HIV- BF emotionally destroyed by disclosure after sex
Sep 14, 2003
I am + female for 15 years, no viral load, 900+ T4 count and asymptomatic. Last relationship had unprotected sex by HIV- BF choice for 7 mos, and now 8 mos since last sex he has tested - twice negative. I recently met a man and we both feel we've found something we've always wanted. We had protected sex once, and I performed oral sex on him twice unprotected. He also has herpes which he disclosed to me. I told him about the HIV and he is emotionally devastated. He spoke to a counselor and they of course want to see me as they think I need therapy by virtue of my nondisclosure and having protected sex. I will do everything possible to work through this situation, but need to find a way to help him understand this was not a cavalier attitude on my part, I am informed about transmission, and did nothing intentionally or try to trick him (althoug he eluded to that). I will go for therapy, but am more concerned about his emotional health right now and want to help him understand he was not deceived or trapped and try to rebuild the trust between us based on the person I am outside of this nightmare I let happen. I know he needs time, but he also needs to get the right infomation about a +/- relationship and also needs to know I made a huge mistake that I know I did, and will live the rest of my life regretting this and want to help make his life better. We are both so distraught and separated now emotionally and mentally - he won't even take my calls. His parting words to me were that this is not so much about the HIV, but that he knew we could have had something special. Is there any hope here?
Response from Mr. Shernoff
I think that both his and the therapist's reaction that you necessarily "need therapy" simply on the basis that you did not disclose your HIV status to this man prior to having protected sex with him is in short...NUTS. After all if your HIV status was potentially such a big deal for him he could have asked you prior to the two of you having sex, and hopefully you would have answered him honestly. I am very concerned that since he did not ask you this, he is not accepting one half of the responsibility for the situation you both find yourself now in.

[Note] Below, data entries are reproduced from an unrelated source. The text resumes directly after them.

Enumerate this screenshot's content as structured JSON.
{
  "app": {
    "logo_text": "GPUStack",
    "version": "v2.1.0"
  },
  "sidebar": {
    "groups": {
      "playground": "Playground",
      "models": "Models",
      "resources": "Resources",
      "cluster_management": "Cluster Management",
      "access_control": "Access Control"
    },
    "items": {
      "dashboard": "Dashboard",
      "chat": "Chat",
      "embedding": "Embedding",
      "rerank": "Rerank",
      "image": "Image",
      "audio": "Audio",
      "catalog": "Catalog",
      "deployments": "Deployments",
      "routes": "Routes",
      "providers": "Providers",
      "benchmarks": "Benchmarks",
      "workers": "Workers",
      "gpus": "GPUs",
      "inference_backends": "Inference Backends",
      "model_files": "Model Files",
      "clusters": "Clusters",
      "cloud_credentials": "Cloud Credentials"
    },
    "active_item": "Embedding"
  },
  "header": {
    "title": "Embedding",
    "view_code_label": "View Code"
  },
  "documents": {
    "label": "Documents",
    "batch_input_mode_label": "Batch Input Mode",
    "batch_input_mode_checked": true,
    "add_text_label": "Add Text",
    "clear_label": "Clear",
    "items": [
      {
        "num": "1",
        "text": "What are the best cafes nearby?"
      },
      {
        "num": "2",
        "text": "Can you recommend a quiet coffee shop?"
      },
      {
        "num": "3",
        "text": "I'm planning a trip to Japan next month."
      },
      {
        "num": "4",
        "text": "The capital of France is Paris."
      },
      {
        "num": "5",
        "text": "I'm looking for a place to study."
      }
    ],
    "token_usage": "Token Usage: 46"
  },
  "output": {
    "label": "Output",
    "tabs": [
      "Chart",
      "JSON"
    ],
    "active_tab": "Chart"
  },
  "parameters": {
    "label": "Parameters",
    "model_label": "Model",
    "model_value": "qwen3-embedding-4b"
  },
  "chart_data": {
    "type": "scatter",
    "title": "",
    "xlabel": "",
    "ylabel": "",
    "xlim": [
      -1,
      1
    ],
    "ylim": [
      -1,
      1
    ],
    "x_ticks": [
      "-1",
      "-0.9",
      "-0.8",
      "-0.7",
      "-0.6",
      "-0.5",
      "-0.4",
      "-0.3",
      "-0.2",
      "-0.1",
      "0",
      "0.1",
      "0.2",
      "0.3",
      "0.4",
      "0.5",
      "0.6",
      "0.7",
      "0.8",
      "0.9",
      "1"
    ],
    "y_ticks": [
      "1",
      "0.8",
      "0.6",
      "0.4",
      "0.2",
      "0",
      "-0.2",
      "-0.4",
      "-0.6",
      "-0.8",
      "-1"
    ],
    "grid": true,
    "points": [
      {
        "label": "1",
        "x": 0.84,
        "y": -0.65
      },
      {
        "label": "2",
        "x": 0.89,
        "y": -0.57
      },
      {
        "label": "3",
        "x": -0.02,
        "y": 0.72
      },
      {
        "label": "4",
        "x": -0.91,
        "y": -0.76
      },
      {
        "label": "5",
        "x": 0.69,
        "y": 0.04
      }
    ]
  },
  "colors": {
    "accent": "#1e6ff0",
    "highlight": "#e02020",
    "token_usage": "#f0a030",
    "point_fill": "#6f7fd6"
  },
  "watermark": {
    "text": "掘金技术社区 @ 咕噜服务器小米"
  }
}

But the pain that you both are now experiencing provides a useful cautionary tale for you and all other POZ individuals regarding how to proceed in dating situations. Your situation clearly illustrates why it is generally always best to wait to have sex with someone you have met who you think you are very interested in exploring a relationship with, until you have told them that you are infected. This way if they would rather not have sex with you, you have been self protective of your own feelings by not having been sexual with them that only increases how vulnerable you can feel. At the same time you are behaivng very responsibly towards the other person's feelings and concerns as well. As painful as it always is to learn that someone with whom it feels that there is major chemistry and romance brewing shuts down when he or she learns that we are infected, I always counsel that learning how a person feels about our being POZ BEFROE WE BECOME SEXUAL generally provides us with tremendously useful data about whether this person is indeed someone we want to get even more involved with.
But obviously that is not an option for you. You have apologized and feel contrite. But unless he is willing to accept that by his not having asked you your HIV status he is equally at fault here, there is not any hope that this can be worked through. I say this because right now he sees himself as a victim and you as the person who did something bad to him. There is no collaborative sense in how the two of you got into this situation by cocreating it. Unless he moves into an emotional space that allows for this, then my guess is had it not been your HIV status, he would often be blaming you for other difficulty moments when they would have arisen in the relationship, instead of looking at how each of you shared responsibility for any unpleasantness that came up.
Aside from your being ready to speak with him and raise this perspective I don't think that that there is anything else you can or should do to try and save this relationship. If he comes around and the two of you work through this then you have sucessfully resolved your first big crisis, and the two of you move on stronger for having done so. But you can not do the emotional work for both of you, nor can you take on the full burden for having done something "terrible" to him. All you did was to fail to make the very best choice regarding your timing of self-disclosure. You had protected sex, and thus did not place him at risk.
I hope that this persepctive is helpful to you no matter how things turn out.